Since the late 19th century, an increasing number of fundamentalists have come to believe that the second coming of Christ is bound up with the political geography of Israel. Forget about the pre-1967 boundaries; for them the boundaries that count are the ones shown on maps at the back of the Bible.
The acceptance of the state of Israel by the UN in 1949 brought much excitement to those who believed the second coming was being prepared for. A similar reaction greeted the Six Day war in 1967. The displacement of Palestinians mattered little compared with the fulfilment of biblical prophecy. Writing in Christianity Today immediately after the Six Day war, Billy Graham's father-in-law, Nelson Bell, claimed the fact that "for the first time in more than 2,000 years Jerusalem is now completely in the hands of the Jews gives the student of the Bible a thrill and a renewed faith in its accuracy and validity."

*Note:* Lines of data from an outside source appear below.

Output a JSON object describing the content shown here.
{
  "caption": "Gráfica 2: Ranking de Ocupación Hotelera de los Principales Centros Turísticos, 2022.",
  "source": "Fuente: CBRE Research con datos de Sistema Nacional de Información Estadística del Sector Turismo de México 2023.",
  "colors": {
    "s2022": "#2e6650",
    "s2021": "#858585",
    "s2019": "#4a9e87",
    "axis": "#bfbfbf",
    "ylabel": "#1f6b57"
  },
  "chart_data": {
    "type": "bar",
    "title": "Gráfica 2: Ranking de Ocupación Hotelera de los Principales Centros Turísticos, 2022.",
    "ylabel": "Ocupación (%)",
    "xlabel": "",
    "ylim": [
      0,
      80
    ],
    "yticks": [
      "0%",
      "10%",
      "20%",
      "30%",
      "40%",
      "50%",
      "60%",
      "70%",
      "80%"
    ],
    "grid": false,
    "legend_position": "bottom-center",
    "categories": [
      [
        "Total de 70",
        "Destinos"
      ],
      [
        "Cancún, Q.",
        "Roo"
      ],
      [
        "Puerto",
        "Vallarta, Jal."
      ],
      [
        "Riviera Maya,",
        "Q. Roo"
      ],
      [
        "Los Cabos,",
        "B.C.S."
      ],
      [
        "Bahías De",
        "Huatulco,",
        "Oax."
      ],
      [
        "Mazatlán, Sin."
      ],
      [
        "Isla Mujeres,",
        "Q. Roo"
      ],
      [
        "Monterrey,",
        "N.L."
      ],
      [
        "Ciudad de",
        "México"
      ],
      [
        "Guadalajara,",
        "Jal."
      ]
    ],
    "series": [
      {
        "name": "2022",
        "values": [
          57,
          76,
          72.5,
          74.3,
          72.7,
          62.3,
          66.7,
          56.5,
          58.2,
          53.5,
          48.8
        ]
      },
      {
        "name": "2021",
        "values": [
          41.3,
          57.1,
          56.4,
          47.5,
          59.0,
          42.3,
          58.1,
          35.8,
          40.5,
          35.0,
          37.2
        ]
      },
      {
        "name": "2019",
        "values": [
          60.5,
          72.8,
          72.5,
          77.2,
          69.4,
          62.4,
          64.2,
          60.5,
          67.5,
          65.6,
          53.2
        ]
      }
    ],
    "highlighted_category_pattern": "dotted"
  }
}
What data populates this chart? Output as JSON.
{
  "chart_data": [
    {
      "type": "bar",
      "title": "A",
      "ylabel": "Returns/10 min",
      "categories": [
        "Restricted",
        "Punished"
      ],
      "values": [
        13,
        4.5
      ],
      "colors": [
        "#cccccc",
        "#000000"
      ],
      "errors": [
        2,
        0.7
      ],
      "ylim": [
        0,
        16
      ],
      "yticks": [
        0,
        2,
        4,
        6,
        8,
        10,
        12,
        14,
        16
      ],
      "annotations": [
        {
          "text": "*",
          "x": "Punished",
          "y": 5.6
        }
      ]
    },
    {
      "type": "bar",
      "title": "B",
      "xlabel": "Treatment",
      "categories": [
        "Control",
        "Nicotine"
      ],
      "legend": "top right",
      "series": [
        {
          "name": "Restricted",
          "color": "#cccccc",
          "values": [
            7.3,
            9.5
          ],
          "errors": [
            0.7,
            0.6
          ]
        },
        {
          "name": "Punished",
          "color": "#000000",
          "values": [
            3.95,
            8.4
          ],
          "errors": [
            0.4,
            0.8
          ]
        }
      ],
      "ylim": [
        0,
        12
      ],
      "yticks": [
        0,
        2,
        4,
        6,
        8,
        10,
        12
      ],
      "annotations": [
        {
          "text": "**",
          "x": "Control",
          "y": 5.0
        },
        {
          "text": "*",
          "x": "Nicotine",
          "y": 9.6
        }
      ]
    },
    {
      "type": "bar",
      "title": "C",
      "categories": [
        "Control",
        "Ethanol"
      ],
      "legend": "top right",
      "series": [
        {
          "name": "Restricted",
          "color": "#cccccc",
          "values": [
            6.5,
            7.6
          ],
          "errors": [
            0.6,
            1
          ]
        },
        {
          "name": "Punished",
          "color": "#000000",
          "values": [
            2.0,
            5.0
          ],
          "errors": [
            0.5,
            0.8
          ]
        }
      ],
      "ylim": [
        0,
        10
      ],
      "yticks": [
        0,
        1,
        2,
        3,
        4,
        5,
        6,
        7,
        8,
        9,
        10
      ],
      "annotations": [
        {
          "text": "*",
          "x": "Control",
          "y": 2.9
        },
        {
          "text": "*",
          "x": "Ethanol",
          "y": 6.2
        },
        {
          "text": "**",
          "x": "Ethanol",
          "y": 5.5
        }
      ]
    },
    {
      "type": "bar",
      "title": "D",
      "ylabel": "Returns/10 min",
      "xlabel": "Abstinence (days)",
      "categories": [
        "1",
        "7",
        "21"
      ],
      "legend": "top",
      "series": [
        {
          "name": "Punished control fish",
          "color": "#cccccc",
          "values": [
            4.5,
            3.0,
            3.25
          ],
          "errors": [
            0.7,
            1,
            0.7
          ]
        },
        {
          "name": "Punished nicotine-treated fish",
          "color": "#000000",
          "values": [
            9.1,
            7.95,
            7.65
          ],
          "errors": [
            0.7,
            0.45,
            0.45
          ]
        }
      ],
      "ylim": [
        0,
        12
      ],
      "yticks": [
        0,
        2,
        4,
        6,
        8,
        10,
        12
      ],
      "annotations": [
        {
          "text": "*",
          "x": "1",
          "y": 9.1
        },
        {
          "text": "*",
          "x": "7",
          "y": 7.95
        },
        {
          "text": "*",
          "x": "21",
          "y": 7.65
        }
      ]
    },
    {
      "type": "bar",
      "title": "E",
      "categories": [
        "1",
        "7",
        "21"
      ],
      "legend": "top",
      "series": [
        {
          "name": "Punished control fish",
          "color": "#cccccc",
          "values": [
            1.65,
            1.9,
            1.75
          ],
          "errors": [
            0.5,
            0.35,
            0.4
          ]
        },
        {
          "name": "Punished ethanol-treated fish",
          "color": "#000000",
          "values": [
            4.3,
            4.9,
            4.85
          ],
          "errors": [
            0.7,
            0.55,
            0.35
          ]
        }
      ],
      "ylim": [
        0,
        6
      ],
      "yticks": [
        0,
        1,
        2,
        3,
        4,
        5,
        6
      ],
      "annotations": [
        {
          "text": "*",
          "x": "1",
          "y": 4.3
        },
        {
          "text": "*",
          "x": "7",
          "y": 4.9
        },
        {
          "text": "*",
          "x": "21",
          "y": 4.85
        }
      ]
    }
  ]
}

So as the international community withdrew its embassies after the war, and the UN passed resolution 242 condemning Israel's occupation of the West Bank, the International Christian Embassy was set up to show support for Israel. Since then the Christian right has staunchly opposed trading land for peace or any attempt to broker a settlement by power-sharing arrangements. The destruction of the al-Aqsa mosque continues to be sought after by both Christian and Jewish fundamentalists. US churches are encouraged to form links with Jewish settlers via email and to support them through fundraising.
Happy to have any friend it can get, the Israeli government has long since exploited its connections with far-right US Christian groups. While moderate Christians, such as the Palestinian Bishop of Jerusalem, cannot get to see Ariel Sharon despite repeated requests, the door is always open to southern Baptists and TV evangelists.